For my purposes I don’t need accuracy better than 1c… but simply using an integer means truncating down so I also added in a check for the 0.5c bit – to correct the temperature so it is truly accurate to the NEAREST degree C. That got rid of the FLOAT. THEN I realised that they were using 12-byte buffer – WHY when you’re only interested in the first 2 bytes..Another 10 bytes gone.
By passing the port bit to the function you don’t have to set that up separately – so a single, self-contained function can call chips on any pin –one per pin!
Here’s the end result of version one as a complete test sketch – as they say, shorter, faster, better. Feel free to use. In my test there is a delay of a second between readings but in reality you’d be doing something else – just make sure you leave around a second before you come back to read the sensor – or more of course. If you have sensors on Arduino bits A4 and A5 as I do – with 5k or thereabouts pullups and the +v wire going to 5v – this should work out of the box. Note the VERY short time between reading the two sensors.
But then – thanks to a chat with my friend Peter Oakes and a FURTHER read of the datasheet – I’ve realised you neither need the checks at the start if you’re on reasonably short wires NOR the address if you only have one chip per pin.

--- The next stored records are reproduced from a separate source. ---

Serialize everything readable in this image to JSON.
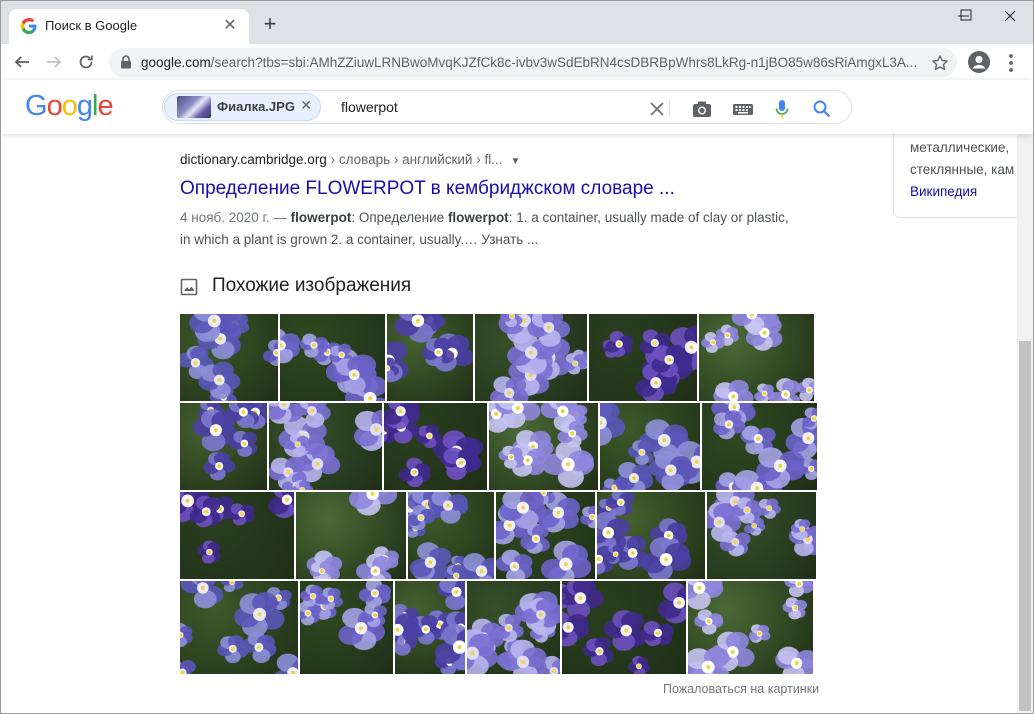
{
  "browser": {
    "tab_title": "Поиск в Google",
    "url_host": "google.com",
    "url_rest": "/search?tbs=sbi:AMhZZiuwLRNBwoMvqKJZfCk8c-ivbv3wSdEbRN4csDBRBpWhrs8LkRg-n1jBO85w86sRiAmgxL3A..."
  },
  "search": {
    "chip_label": "Фиалка.JPG",
    "query": "flowerpot"
  },
  "result": {
    "cite_host": "dictionary.cambridge.org",
    "cite_path": " › словарь › английский › fl...",
    "title": "Определение FLOWERPOT в кембриджском словаре ...",
    "date": "4 нояб. 2020 г. — ",
    "snippet_bold_1": "flowerpot",
    "snippet_mid": ": Определение ",
    "snippet_bold_2": "flowerpot",
    "snippet_tail": ": 1. a container, usually made of clay or plastic, in which a plant is grown 2. a container, usually.… Узнать ..."
  },
  "similar": {
    "heading": "Похожие изображения",
    "report_link": "Пожаловаться на картинки"
  },
  "knowledge_panel": {
    "line1": "металлические,",
    "line2": "стеклянные, кам",
    "source_link": "Википедия"
  },
  "colors": {
    "link": "#1a0dab",
    "tabstrip": "#dee1e6",
    "omnibox": "#f1f3f4",
    "mic_blue": "#4285f4",
    "mic_red": "#ea4335"
  }
}
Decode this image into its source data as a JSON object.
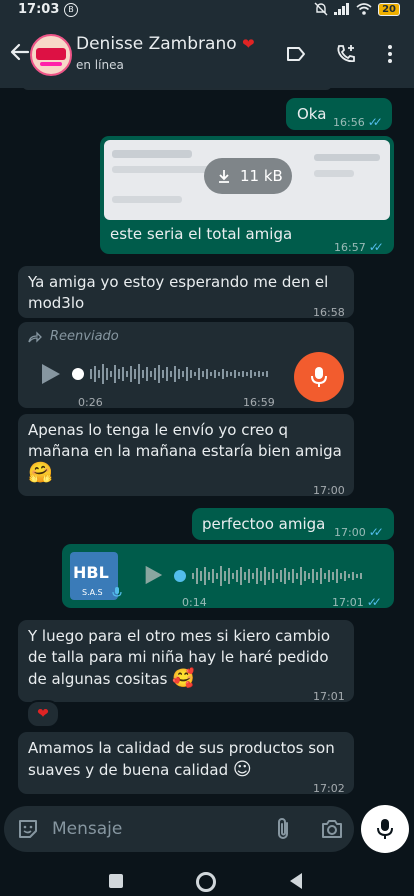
{
  "status": {
    "time": "17:03",
    "badge": "B",
    "battery": "20"
  },
  "header": {
    "name": "Denisse Zambrano",
    "heart": "❤",
    "status": "en línea"
  },
  "messages": [
    {
      "text": "Oka",
      "time": "16:56"
    },
    {
      "file_size": "11 kB",
      "caption": "este seria el total amiga",
      "time": "16:57"
    },
    {
      "text": "Ya amiga yo estoy esperando me den el mod3lo",
      "time": "16:58"
    },
    {
      "forwarded": "Reenviado",
      "duration": "0:26",
      "time": "16:59"
    },
    {
      "text": "Apenas lo tenga le envío yo creo q mañana en la mañana estaría bien amiga",
      "emoji": "🤗",
      "time": "17:00"
    },
    {
      "text": "perfectoo amiga",
      "time": "17:00"
    },
    {
      "avatar_text": "HBL",
      "avatar_sub": "S.A.S",
      "duration": "0:14",
      "time": "17:01"
    },
    {
      "text": "Y luego para el otro mes si kiero cambio de talla para mi niña hay le haré pedido de algunas cositas",
      "emoji": "🥰",
      "time": "17:01",
      "reaction": "❤"
    },
    {
      "text": "Amamos la calidad de sus productos son suaves y de buena calidad",
      "emoji": "☺",
      "time": "17:02"
    }
  ],
  "composer": {
    "placeholder": "Mensaje"
  },
  "colors": {
    "outgoing": "#005c4b",
    "incoming": "#202c33",
    "accent_mic": "#f25c2e",
    "ticks": "#53bdeb"
  }
}
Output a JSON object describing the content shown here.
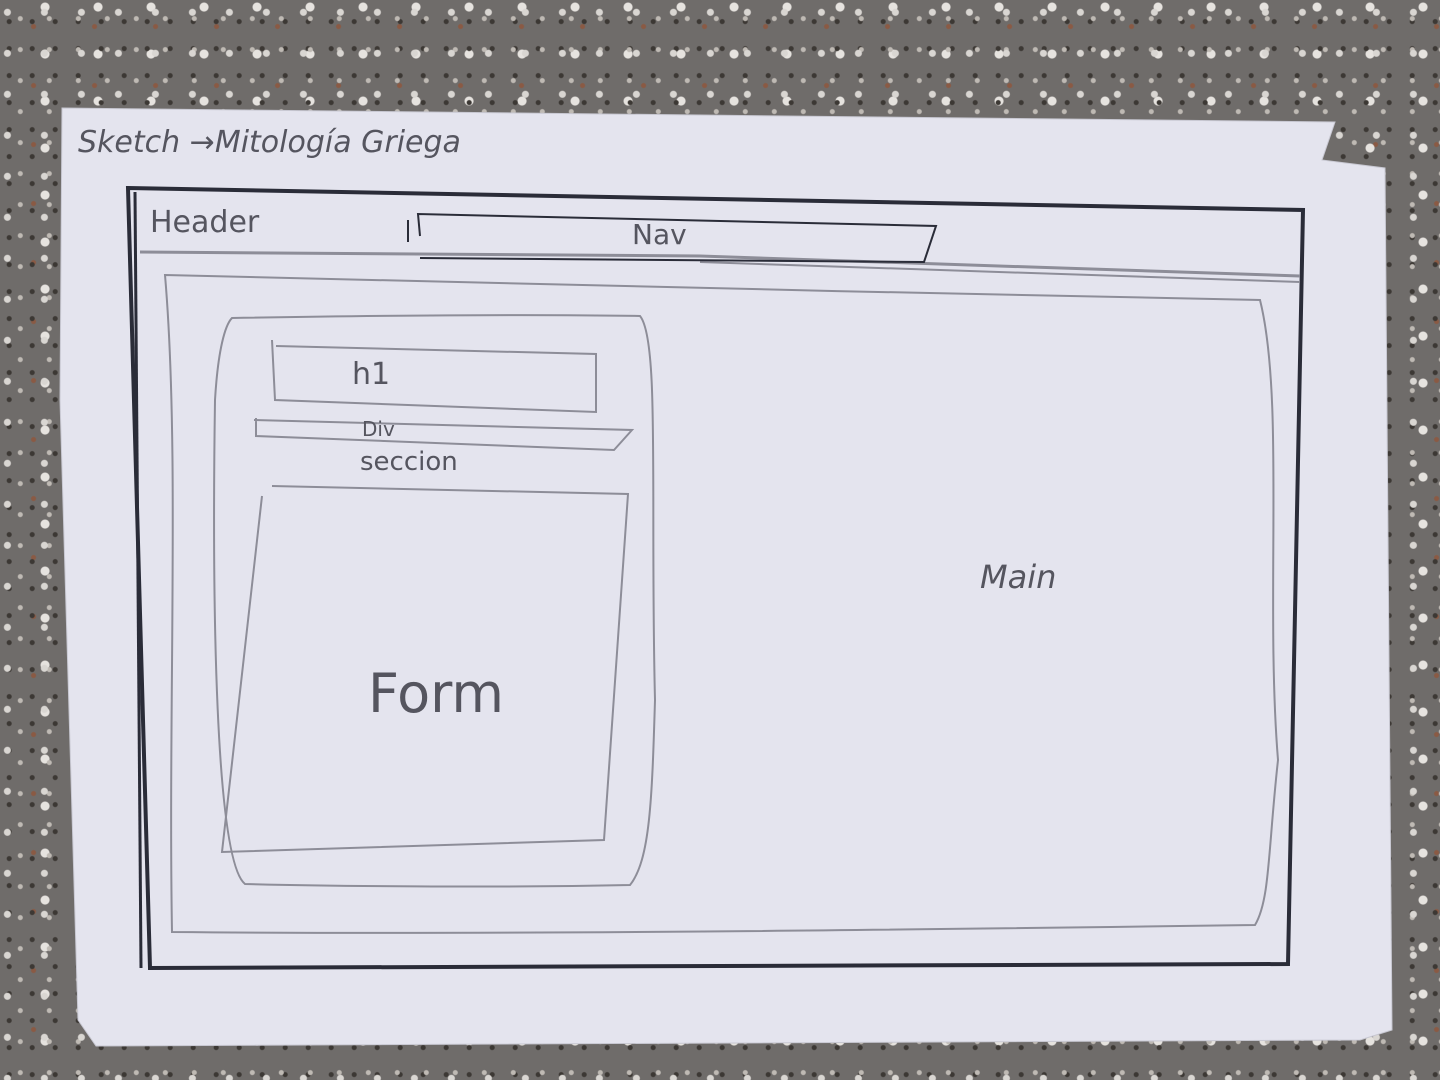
{
  "sketch": {
    "title": "Sketch →Mitología Griega",
    "header_label": "Header",
    "nav_label": "Nav",
    "h1_label": "h1",
    "div_label": "Div",
    "section_label": "seccion",
    "form_label": "Form",
    "main_label": "Main"
  },
  "colors": {
    "paper": "#e4e4ee",
    "pen_ink": "#2a2c38",
    "pencil": "#8d8d98",
    "background": "#6f6c6a"
  }
}
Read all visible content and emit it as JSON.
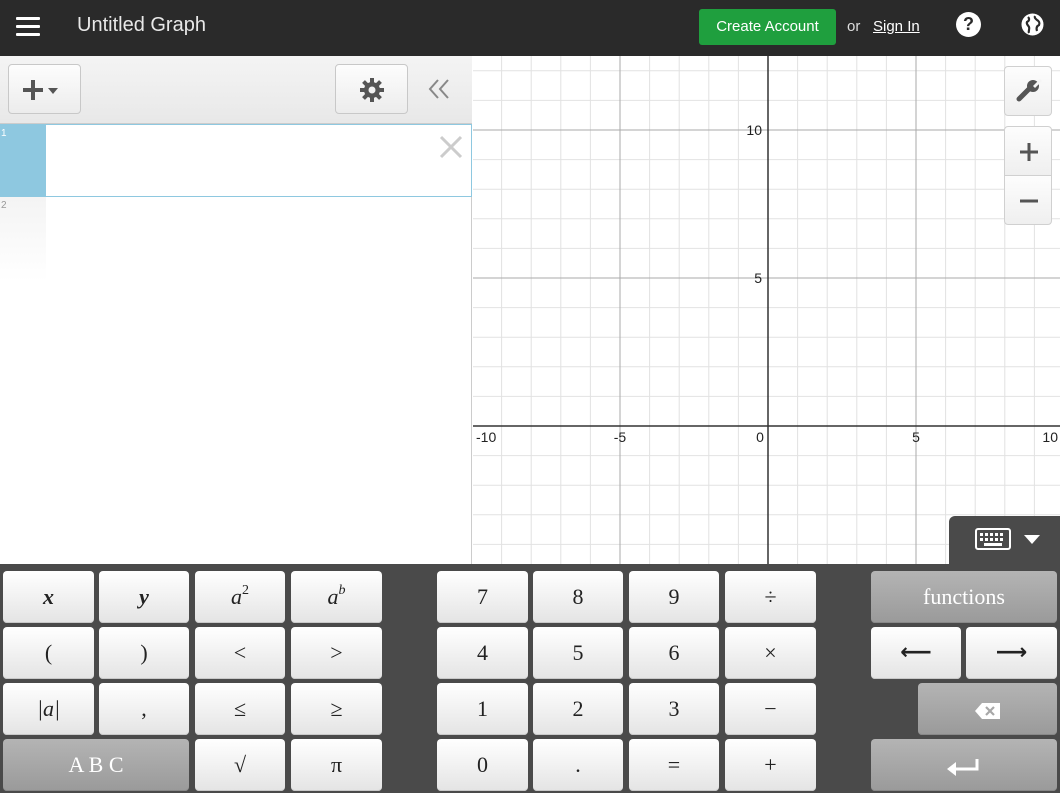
{
  "header": {
    "title": "Untitled Graph",
    "create_account": "Create Account",
    "or_text": "or",
    "sign_in": "Sign In",
    "help_glyph": "?"
  },
  "expressions": {
    "rows": [
      {
        "number": "1",
        "value": ""
      },
      {
        "number": "2",
        "value": ""
      }
    ]
  },
  "graph": {
    "x_ticks": [
      "-10",
      "-5",
      "0",
      "5",
      "10"
    ],
    "y_ticks": [
      "10",
      "5"
    ],
    "x_range": [
      -10,
      10
    ],
    "grid": true
  },
  "keypad": {
    "x": "x",
    "y": "y",
    "a_sq_base": "a",
    "a_sq_exp": "2",
    "a_pow_base": "a",
    "a_pow_exp": "b",
    "lparen": "(",
    "rparen": ")",
    "lt": "<",
    "gt": ">",
    "abs": "|a|",
    "comma": ",",
    "le": "≤",
    "ge": "≥",
    "abc": "A B C",
    "sqrt": "√",
    "pi": "π",
    "n7": "7",
    "n8": "8",
    "n9": "9",
    "div": "÷",
    "n4": "4",
    "n5": "5",
    "n6": "6",
    "mul": "×",
    "n1": "1",
    "n2": "2",
    "n3": "3",
    "minus": "−",
    "n0": "0",
    "dot": ".",
    "eq": "=",
    "plus": "+",
    "functions": "functions",
    "left_arrow": "⟵",
    "right_arrow": "⟶"
  },
  "colors": {
    "header_bg": "#2a2a2a",
    "create_button": "#1f9f3e",
    "selected_row": "#8ec8e0",
    "keypad_bg": "#4a4a4a"
  }
}
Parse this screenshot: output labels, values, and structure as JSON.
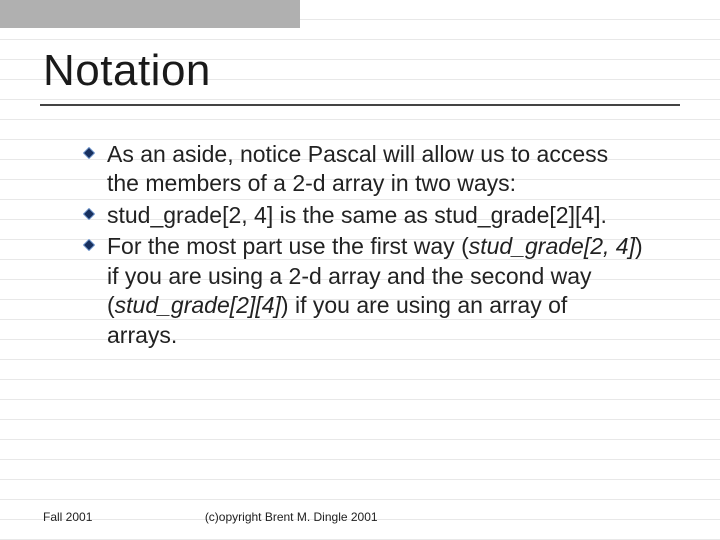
{
  "title": "Notation",
  "bullets": [
    {
      "pre": "As an aside, notice Pascal will allow us to access the members of a 2-d array in two ways:",
      "em": "",
      "post": ""
    },
    {
      "pre": "stud_grade[2, 4] is the same as stud_grade[2][4].",
      "em": "",
      "post": ""
    },
    {
      "pre": "For the most part use the first way (",
      "em": "stud_grade[2, 4]",
      "mid": ") if you are using a 2-d array and the second way (",
      "em2": "stud_grade[2][4]",
      "post": ") if you are using an array of arrays."
    }
  ],
  "footer": {
    "left": "Fall 2001",
    "right": "(c)opyright Brent M. Dingle 2001"
  },
  "colors": {
    "bullet_fill": "#17305f",
    "bullet_edge": "#7fa3d6"
  }
}
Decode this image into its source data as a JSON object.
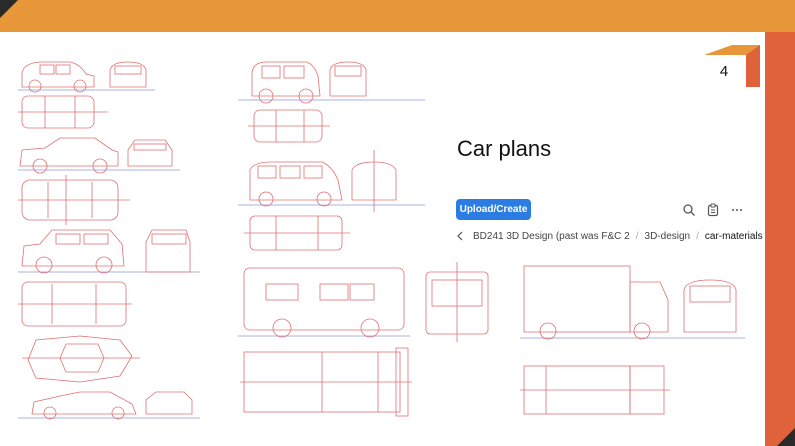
{
  "slide": {
    "page_number": "4",
    "title": "Car plans"
  },
  "toolbar": {
    "upload_label": "Upload/Create",
    "icons": [
      "search-icon",
      "clipboard-icon",
      "more-icon"
    ]
  },
  "breadcrumb": {
    "items": [
      "BD241 3D Design (past was F&C 2",
      "3D-design",
      "car-materials"
    ]
  },
  "colors": {
    "top_band": "#e8963a",
    "right_band": "#e0623a",
    "button": "#2b7de3",
    "drawing_line": "#e07070"
  }
}
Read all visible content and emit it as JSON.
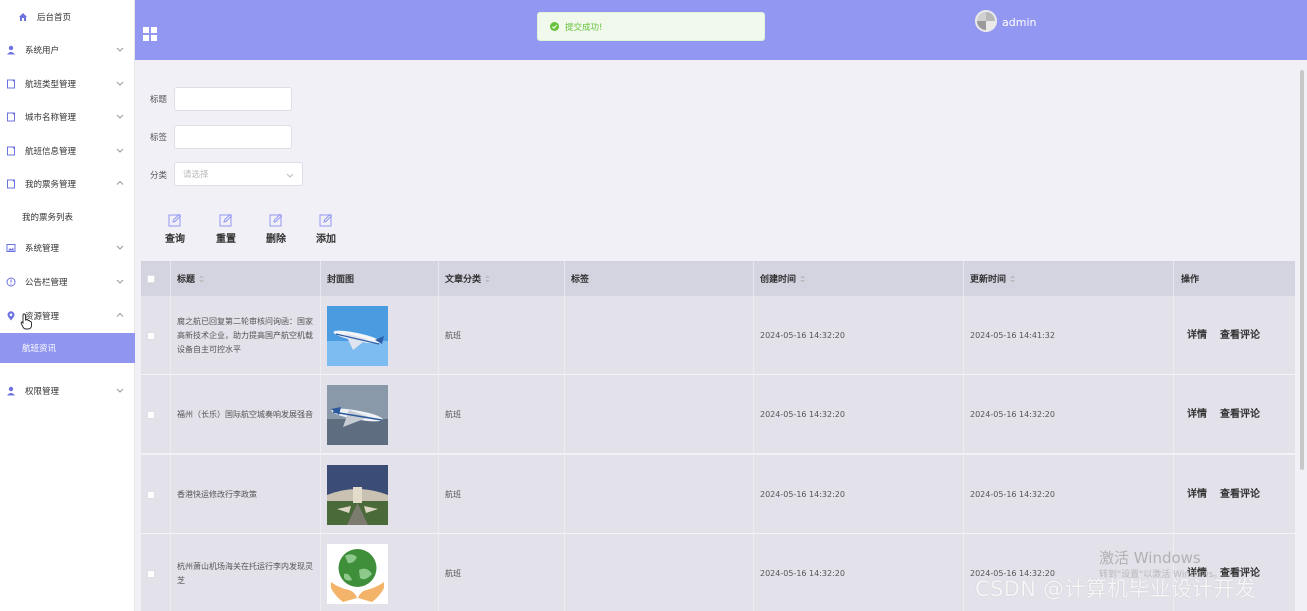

And so VOILA – a routine that takes maybe 5ms to run – yes FIVE MILLISECONDS – and uses even LESS RAM and is simpler…. enjoy. Sorry, some day I’ll figure out how to put code in here without it looking awful – hence the images. The ++result below and above is the 0.5c correction. In this final version – I’ve included a call to go into the setup – to ensure that by the time you use the function properly you’re getting proper data – ie no false data on the first read. Note that the second parameter is always 0 (zero) except in the setup routine – THAT call will take a second per unit.